Comment peut on prétendre intéresser sa direction quand on n’est pas capable d’exiger de ses éducateurs qu’ils rendent leur rapport en temps et en heure !

Mais poursuivons : « Le chef de service éducatif est un cadre de proximité qui doit faire vivre le service avec enthousiasme » . J’en ai eu et j’ai aussi fait preuve d’honnêteté, qualité fort inutile pour faire sa place dans ce métier, surtout quand j’ai voulu en rendre compte face à certains reproches qui m’étaient fait. Le directeur a toujours raison et le climat est celui du soupçon.

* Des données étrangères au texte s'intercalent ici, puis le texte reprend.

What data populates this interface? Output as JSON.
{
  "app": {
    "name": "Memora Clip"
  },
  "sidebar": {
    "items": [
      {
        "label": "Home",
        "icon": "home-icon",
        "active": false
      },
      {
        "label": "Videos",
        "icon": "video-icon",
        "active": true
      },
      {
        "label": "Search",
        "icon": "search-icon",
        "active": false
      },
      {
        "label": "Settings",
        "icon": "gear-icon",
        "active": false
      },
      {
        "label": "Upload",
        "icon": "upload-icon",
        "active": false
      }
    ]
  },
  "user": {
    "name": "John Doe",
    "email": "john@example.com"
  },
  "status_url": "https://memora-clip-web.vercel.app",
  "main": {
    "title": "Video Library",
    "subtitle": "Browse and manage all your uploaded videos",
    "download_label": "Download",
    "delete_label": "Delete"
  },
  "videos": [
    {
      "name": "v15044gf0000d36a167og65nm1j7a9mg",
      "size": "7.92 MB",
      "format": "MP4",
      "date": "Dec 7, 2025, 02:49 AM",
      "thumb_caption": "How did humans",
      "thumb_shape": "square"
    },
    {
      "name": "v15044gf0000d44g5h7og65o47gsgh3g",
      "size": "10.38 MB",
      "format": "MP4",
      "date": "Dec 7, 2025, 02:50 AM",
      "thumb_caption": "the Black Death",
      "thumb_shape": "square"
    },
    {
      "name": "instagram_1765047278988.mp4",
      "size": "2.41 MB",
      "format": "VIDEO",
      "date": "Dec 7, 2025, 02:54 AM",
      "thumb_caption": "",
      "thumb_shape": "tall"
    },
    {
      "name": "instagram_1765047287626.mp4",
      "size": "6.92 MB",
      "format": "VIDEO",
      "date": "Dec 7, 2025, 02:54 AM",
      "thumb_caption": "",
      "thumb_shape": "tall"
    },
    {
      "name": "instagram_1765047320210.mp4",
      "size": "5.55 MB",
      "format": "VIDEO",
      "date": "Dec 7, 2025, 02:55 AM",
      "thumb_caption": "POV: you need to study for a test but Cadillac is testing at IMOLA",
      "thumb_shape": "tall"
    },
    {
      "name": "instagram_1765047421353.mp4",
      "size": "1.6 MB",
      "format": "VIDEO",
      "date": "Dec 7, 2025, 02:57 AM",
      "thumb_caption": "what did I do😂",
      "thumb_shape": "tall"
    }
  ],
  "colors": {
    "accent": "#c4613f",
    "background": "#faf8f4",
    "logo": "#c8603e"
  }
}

Or « le chef de service éducatif fait partie intégrante de l’équipe de direction, il réalise ses missions par délégation » . Mais laissez passer deux fautes d’orthographe en signant les rapports de situations et vous perdrez cette délégation, obligeant en outre votre directeur à relire lui-même tous ces rapports, (n’a-t-il que ça à faire ?). Là commence à pointer le spectre du chef de service incompétent où s’immisce l’espace du désaccord et de la faute.

Enfin, « animer et soutenir une équipe, c’est relever le défi de la " bientraitance " avec une meilleure prise en compte de l’aspect humain et de la spécificité d’une profession confrontée à la souffrance et aux difficultés de vie des usagers qu’elle rencontre » . Là j’étais carrément dans l’utopie ! Concrètement et simplement, ce pourrait être par exemple relayer (par l’écrit d’une note d’incident) une éducatrice qui prend des congés (préalablement programmés et accordés), à la suite d’une période de travail lourde et chargée d’évènements. En écrivant cette note, je suis devenue non pas la chef de service soutenante mais celle qui se fait avoir et n’inscrit plus son action dans le « faire faire » mais dans le « faire à la place » et qui a fauté en outre par dissimulation de manquements professionnels.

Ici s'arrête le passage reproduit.